The Right to Inspect Corporate Records

Shareholders have the right to inspect corporate records.[i]  The law in Washington differs from some other jurisdictions in that shareholders are entitled to see certain records on five days’ notice, without explanation or justification.  Those records include bylaws, shareholder meeting minutes, financial statements, shareholder communications, and annual reports.  In addition, if requested in good faith and for a proper purpose, a shareholder may inspect board meeting minutes, accounting records, and a record of shareholders.

If a corporation fails to timely respond to a shareholder’s request to review records, the shareholder has a cause of action to compel compliance.  A shareholder who prevails in such an action is entitled to recover attorney’s fees and costs incurred.[ii]

The Right to Bring a Derivative Claim

A derivative action is one brought by a shareholder on behalf of the corporation.  A minority shareholder might bring a derivative action where, for instance, the director or officers of the corporation have breached a fiduciary duty (such as the duty of loyalty or care) to the corporation.[iii]

The shareholder bringing a derivative action must have been a shareholder at the time the action arose; the complaint must state what actions the shareholder took to attempt to get the corporation or the directors to bring the lawsuit instead; the action must present an actual case or controversy; and the shareholder bringing the suit must adequately and fairly represent the interests of all shareholders.[iv]
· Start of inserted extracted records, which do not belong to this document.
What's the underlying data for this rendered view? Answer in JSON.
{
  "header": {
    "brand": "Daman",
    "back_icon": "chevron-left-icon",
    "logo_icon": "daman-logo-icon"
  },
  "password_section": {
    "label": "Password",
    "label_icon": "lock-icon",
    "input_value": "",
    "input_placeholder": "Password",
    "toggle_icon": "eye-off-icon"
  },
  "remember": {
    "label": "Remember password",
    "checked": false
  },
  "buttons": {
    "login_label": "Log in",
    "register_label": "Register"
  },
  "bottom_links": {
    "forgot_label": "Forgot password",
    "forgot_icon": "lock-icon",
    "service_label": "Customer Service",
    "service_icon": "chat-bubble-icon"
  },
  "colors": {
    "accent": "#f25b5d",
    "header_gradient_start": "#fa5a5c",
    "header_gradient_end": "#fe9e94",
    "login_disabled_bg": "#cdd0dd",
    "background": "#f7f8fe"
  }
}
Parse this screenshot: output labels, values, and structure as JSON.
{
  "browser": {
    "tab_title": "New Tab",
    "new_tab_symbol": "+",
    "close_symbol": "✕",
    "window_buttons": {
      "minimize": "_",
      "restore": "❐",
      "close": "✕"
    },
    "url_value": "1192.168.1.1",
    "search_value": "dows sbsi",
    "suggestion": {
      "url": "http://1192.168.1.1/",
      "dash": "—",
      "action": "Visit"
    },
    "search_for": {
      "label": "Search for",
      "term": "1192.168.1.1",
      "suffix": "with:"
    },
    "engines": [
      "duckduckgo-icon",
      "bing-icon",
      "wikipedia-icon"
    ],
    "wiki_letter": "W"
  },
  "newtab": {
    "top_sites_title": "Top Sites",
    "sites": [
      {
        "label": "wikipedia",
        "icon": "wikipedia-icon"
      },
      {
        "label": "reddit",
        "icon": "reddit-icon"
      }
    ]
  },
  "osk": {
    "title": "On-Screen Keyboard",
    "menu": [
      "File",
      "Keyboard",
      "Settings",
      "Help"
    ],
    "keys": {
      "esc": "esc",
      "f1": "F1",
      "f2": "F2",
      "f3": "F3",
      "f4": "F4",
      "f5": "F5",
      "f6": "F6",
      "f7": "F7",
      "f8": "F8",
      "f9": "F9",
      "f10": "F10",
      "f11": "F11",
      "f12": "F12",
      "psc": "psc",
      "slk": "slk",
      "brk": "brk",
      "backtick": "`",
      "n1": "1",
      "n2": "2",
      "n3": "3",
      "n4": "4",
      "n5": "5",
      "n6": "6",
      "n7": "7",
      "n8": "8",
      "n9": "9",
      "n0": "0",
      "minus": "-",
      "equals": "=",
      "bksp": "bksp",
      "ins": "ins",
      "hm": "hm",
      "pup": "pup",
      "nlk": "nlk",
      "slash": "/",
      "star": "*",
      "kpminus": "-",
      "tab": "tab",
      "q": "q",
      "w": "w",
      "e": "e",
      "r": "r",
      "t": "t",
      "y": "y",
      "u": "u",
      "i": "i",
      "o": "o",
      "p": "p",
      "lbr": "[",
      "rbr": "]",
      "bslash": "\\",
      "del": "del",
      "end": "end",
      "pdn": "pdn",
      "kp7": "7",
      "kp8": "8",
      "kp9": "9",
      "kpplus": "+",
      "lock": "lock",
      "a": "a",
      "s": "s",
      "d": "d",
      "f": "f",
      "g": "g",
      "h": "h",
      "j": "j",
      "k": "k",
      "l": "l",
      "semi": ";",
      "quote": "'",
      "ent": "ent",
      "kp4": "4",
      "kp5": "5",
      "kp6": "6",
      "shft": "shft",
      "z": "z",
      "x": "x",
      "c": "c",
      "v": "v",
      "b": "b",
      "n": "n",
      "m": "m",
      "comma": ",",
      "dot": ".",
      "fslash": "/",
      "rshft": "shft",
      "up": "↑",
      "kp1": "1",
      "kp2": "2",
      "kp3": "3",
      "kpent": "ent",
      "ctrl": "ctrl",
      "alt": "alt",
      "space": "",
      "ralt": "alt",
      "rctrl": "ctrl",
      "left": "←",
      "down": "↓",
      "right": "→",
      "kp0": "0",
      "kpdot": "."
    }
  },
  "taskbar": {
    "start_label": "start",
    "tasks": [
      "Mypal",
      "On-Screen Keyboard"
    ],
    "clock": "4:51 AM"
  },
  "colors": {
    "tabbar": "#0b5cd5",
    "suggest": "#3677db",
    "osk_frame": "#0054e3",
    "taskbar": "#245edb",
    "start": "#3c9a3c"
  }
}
Protection against Oppression by Controlling Stockholders

Because minority shareholders are limited in the impact they can have on corporate financial or operational decisions, there are situations where these shareholders can bring a direct claim against the controlling shareholders.  Oppression of minority shareholders may arise when the majority shareholders violate the “reasonable expectations” of the minority or in the case of “burdensome, harsh and wrongful conduct; a lack of probity and fair dealing in the affairs of a company to the prejudice of some of its members; or a visible departure from the standards of fair dealing, and a violation of fair play on which every shareholder who entrusts his money to a company is entitled to rely.”[v]

Examples of minority shareholder oppression may include situations where the controlling shareholders force minority shareholders to sell stock at below fair market value; cause the corporation to issue shares of stock to controlling shareholders at an inadequate price; or reduce the economic value of the stock shares, disproportionately affecting the value of the minority shareholders’ holdings.  To be sure, not every grievance of a minority shareholder amounts to oppression: corporate management has substantial leeway to make reasonable business judgments, even those that minority shareholders may be unhappy with.  But the consequences where a court finds minority oppression that is unjustified by a legitimate business purpose can be severe and include dissolution of the corporation.

In short, where shareholders are grumbling and demanding information, it is best to consult counsel before taking action that could land the corporation or management in hot water.

— Miles A. Yanick

[i] RCW 23B.16.020.

[ii] RCW 23B.16.040(3).

[iii] RCW 23B.07.400.

[iv] Gustafson v. Gustafson, 47 Wn. App. 272, 276 (1987).

[v] Scott v. Trans-System, Inc., 148 Wn.2d 701,  711 (2003).